The decision to stick with the older lithography could be due to TSMC’s previously reported price hike, with Apple’s M5 also having no competition in its weight class
A report from Commercial Times provides a boatload of details regarding various Apple Silicon, including the M6 that is scheduled to be unveiled late next year and could be the company’s first 2nm SoC to power MacBooks. We now turn our attention to the M5. Strangely, with the Cupertino firm and its competitors like Qualcomm and MediaTek all having shifted to TSMC’s 3nm ‘N3P’ process, with even the Snapdragon X2 Elite Extreme and Snapdragon X2 Elite sporting the same technology, it makes little sense for the M5 to be an entire generation behind.
However, TSMC was reported to have introduced a price hike to its 3nm N3E and 3nm N3P wafers, with each unit carrying a $25,000 and $27,000 figure. Given that M5 Pro and M5 Max are not expected to launch until the beginning of 2026, it might be prudent for Apple to stick with an older manufacturing process to save costs. Then again, given the California-based titan’s launch habits, we could be looking at just another typo from the report, as these mistakes often happen.

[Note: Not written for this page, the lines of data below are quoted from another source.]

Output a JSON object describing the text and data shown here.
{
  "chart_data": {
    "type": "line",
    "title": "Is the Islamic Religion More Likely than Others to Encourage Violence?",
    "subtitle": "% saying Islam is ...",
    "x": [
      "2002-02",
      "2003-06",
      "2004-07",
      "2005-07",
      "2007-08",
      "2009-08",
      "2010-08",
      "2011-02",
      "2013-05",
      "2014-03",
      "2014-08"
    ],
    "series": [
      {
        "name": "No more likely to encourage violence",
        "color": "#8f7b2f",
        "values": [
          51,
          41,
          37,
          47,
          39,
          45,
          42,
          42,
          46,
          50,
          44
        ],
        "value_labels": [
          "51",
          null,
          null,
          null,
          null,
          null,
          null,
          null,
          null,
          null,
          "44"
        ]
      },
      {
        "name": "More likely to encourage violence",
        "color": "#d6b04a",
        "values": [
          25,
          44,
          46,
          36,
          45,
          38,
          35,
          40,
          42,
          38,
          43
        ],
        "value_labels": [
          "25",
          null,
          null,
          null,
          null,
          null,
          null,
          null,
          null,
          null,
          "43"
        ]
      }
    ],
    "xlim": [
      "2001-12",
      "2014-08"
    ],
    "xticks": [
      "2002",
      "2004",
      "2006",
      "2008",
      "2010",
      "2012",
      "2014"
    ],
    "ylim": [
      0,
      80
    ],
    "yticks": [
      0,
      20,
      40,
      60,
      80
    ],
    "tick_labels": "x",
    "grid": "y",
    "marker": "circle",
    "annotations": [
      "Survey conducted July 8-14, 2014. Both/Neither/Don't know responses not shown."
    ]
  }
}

The new report could have been a typo concerning the M5’s lithography, given that Apple always sticks with cutting-edge processes for its chipsets
Our guess is that Commercial Times made a grave error in reporting about the M5’s lithography, and we have two reasons to support our claims. For one thing, irrespective of how much you blame Apple for not adopting the newest standards, the one thing we cannot point our fingers at the trillion-dollar firm is leveraging cutting-edge technologies. Remember when it unveiled the A17 Pro, followed by the M3, M3 Pro, and M3 Max?
All four chipsets were fabricated on TSMC’s 3nm ‘N3B’ process, and it is a version that Qualcomm and MediaTek steered clear of, choosing to launch the Snapdragon 8 Gen 3 and Dimensity 9300 on the 4nm ‘N4P’ node instead. The tape-out costs for the M3, M3 Pro, and M3 Max were estimated to be $1 billion alone, so our assumption is that Apple spares no expense when it wants its in-house silicon to use the best available lithography.
In short, the M5 being mass produced on the older ‘N3E’ process would look out of place, and since Apple has already launched the A19 and A19 Pro on the newer 3nm ‘N3P’ process, chances are that the M4’s successor will receive the same treatment.